Because the record clearly shows that Petitioner was aware of his maximum sentencing exposure – life imprisonment – and that this discussion with the trial court occurred prior to the expiration of the State’s final plea offer of 20 years’ imprisonment, (see ECF No. 7-50 at 3-4), he cannot show that he was prejudiced by counsel’s alleged failure to repeat to him this same information. Petitioner cannot show prejudice, and thus fails to establish ineffective assistance of counsel. In his final claim, Petitioner claims that, even if each of his assertions of error do not individually warrant habeas relief, they cumulatively serve as a basis for relief. The PCR trial court rejected this claim, finding that Petitioner’s claims of error cumulatively failed to provide a basis for relief in light of the overwhelming evidence of Petitioner’s guilt. Having reviewed
Petitioner’s claims, this Court finds that they fare no better in the aggregate than they do individually. Petitioner has utterly failed to show that he was prejudiced by any of counsel’s alleged errors or by the trial court’s evidentiary rulings in light of the clear and overwhelming evidence of his guilt produced at trial, and has failed to show that the trial court erred in its rulings as to his request for self-representation. Thus, Petitioner fails to show cumulative error sufficient
to warrant habeas relief, and his cumulative error claim is without merit and provides no basis for habeas relief. See, e.g., Albrecht v. Horn, 485 F.3d 103, 139 (3d Cir. 2007) (cumulative error analysis merely aggregates claims together will only warrant relief where the claims together were not harmless and caused actual prejudice), cert. denied, 552 U.S. 1108 (2008). Because, all of Petitioner’s claims shall be denied, Petitioner’s habeas petition is denied in its entirety. Likewise, because all of Petitioner’s claims are without merit, his motion seeking a stay (ECF No. 10) must also be denied as any unexhausted claims contained in his current habeas petition are without merit and therefore cannot serve as the basis for a stay. See Rhines v. Weber, 544 U.S. 269, 274-78 (2005).
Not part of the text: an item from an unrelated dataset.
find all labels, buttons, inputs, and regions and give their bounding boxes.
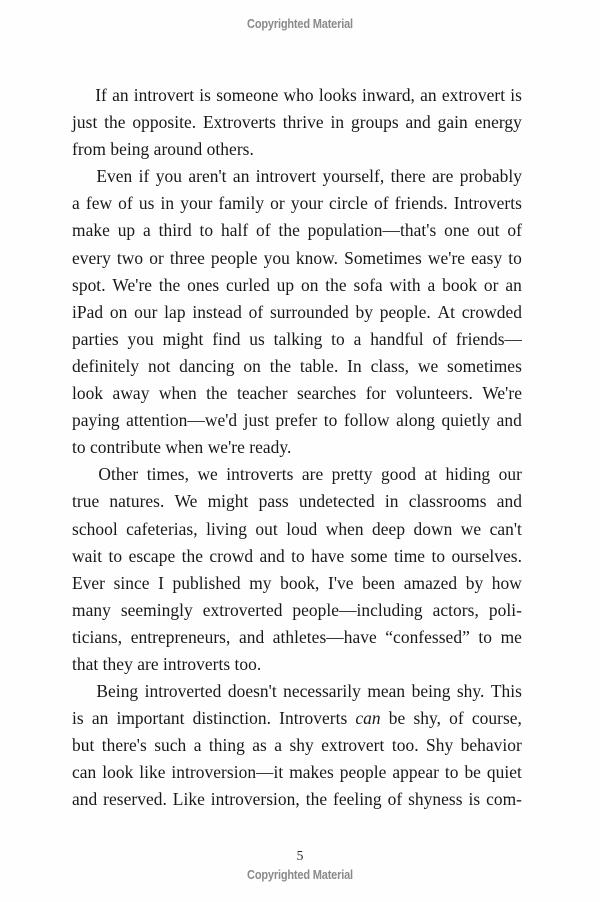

IV. CERTIFICATE OF APPEALABILITY Pursuant to 28 U.S.C. § 2253(c), a petitioner may not appeal from a final order in a habeas proceeding where that petitioner’s detention arises out of his state court conviction unless he has “made a substantial showing of the denial of a constitutional right.” “[A petitioner] satisfies this standard by demonstrating that jurists of reason could disagree with the district court’s resolution of his constitutional claims or that jurists could conclude [that] the issues presented here are adequate to deserve encouragement to proceed further.” Miller-El v. Cockrell, 537 U.S. 322, 327 (2003). Because Petitioner’s habeas claims are without merit for the reasons set forth above, he has failed to make a substantial showing of a denial of a constitutional right, and his petition is not adequate to receive encouragement to proceed further. This Court therefore denies Petitioner a certificate of appealability.
V. CONCLUSION In conclusion, Petitioner’s habeas petition (ECF No. 1) is DENIED, Petitioner is DENIED a certificate of appealability, and Petitioner’s motion seeking a stay (ECF No. 10) is DENIED. An order consistent with this opinion shall be entered.